The longer I linger at the Quattro Fontane, the more it grows on me. A sense of peace and timelessness pervades, enhanced by the wide tree-filled terrace that surrounds the 150 year-old mock-Tyrolean building. Inside, the sitting room and the little writing room are charmingly decorated, and mementos of the owners’ travels are dotted around the hotel on walls and shelves – carved wooden figures, painted shells, model ships, porcelain, stamps. The bedrooms in the main building, rather than the annexe, have the most character, individually decorated with an assortment of furniture, pictures and fabrics, comfortable if not luxurious. A dignified, idiosyncratic hotel which evokes memories of the days when the Lido was a fashionable place to be, and when visitors glided to Venice on gondolas by day, retreating at night.
Via Quattro Fontane 16, 30126 Lido, Venice (041 526 0227; fax 041 526 0726; www.quattrofontane.com). Doubles from £135 per night including breakfast.
The tiny lagoon island of Torcello is the cradle of the Venetian civilization, yet all that remains are two serenely beautiful religious buildings: the church of Santa Fosca, and the Byzantine cathedral. The latter has a haunting mosaic of the Madonna, and from its campanile, there is a wonderful view of the lagoon. When the tourists drift home at the end of the day, Torcello’s magic takes hold, and only the dozen or so residents, and the handful of guests at the Locanda Cipriani, are there to share the privilege. In the past, these have included Hemingway, Chaplin and Paul Newman; and the entire British Royal Family have lunched here. The inn, opened in 1934 by Giuseppe Cipriani and still in the family, has six bedrooms: simple and homely yet sophisticated, with polished wood floors, attractive pictures on white walls, writing desks, objects d’art, comfortable sofas and armchairs. Dine in the garden on warm evenings, or in the rustic dining room on cooler ones. Romance guaranteed.
Torcello, 30012 Burano, Venice (041 730150; fax 041 735 433; www.locandacipriani.com). Doubles from £148 euros per night including breakfast.
More rooms with a view
Bucintoro Rooms are basic, but every one has a lagoon view and is flooded with Venetian light. Corner rooms, with windows on to both St Mark’s basin and the Doge’s Palace, are the most sought after.
Riva San Biagio, Castello 2135, 30122 Venice (041 522 3240; fax 041 522 35224). Doubles from £100 per night including breakfast.
There’s a legendary smell of cats (or is it cabbage?) in the entrance, and bedrooms are standard, but the beautiful stuccoed hall remains a memorable setting for breakfast.

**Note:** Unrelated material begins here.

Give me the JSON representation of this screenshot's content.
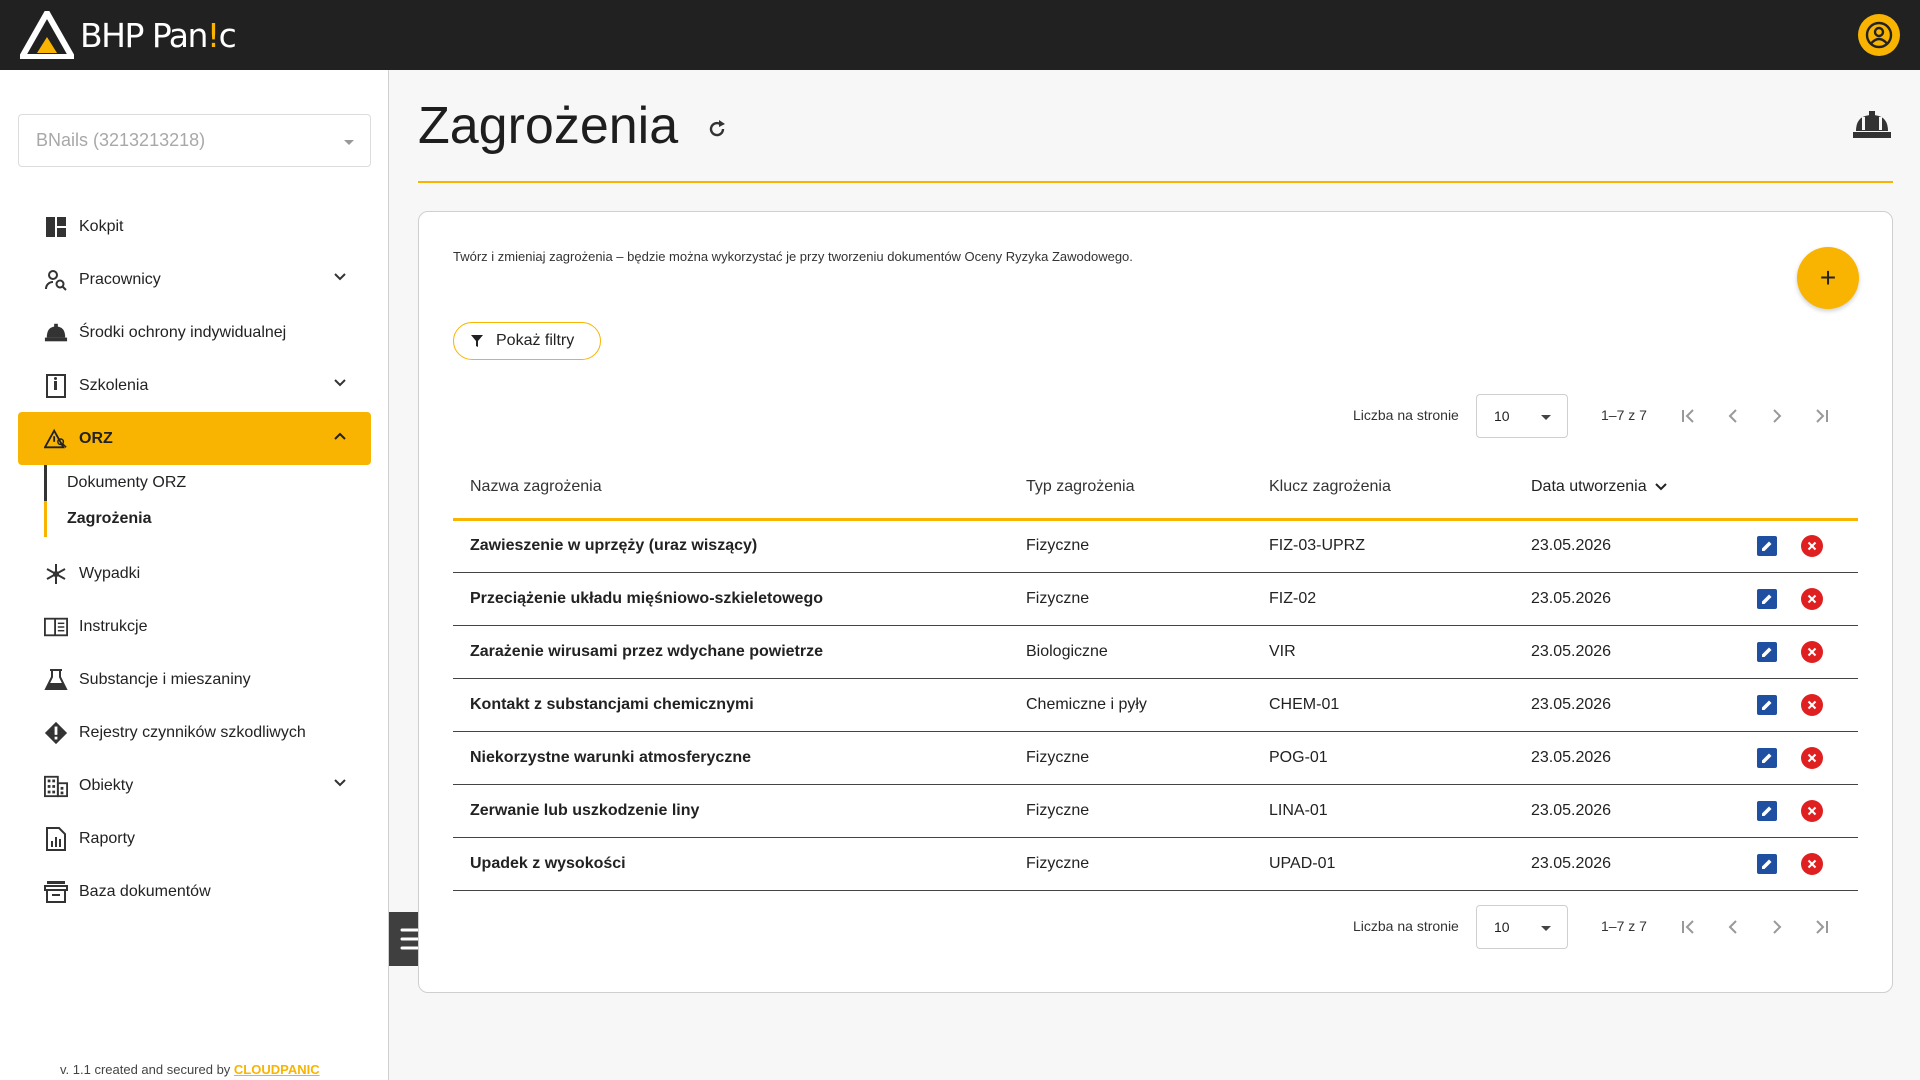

Campo Bandiera e Moro, Castello 3608, 30122 Venice (041 528 5315; fax 041 523 8859). Doubles from £99 per night including breakfast.
Grand Hotel dei Dogi
A former French embassy, this new hotel has eye-watering lapses in taste but a truly romantic location with huge garden stretching to the lagoon and free launch to San Marco. Room 211 is the best.
Madonna dell’ Orto 3500, 30121 Venice (041 220 8111; fax 041 722 278; www.boscolo.com). Doubles from £250 per night excluding breakfast.
Arrive by boat to appreciate the deep red Gothic façade of this Grand Canal palazzo. Inside, there’s a fusty feel and fairly lackadaisical staff, but also six splendid rooms facing the canal.
Calle della Rosa, Santa Croce 2232, 30135 Venice (041 524 1768; fax 041 721 1033. Doubles from £65 per night including breakfast.
Set in a peaceful backwater, with spacious reception rooms and breakfast under a pergola. Try for one of the nine canal bedrooms, especially nos 14 and 23.. Rio di San Vio, Dorsoduro 628, 30123 Venice (041 520 4733; fax 041 520 4048; www.hotelamerican.com). Doubles from £85 per night including breakfast.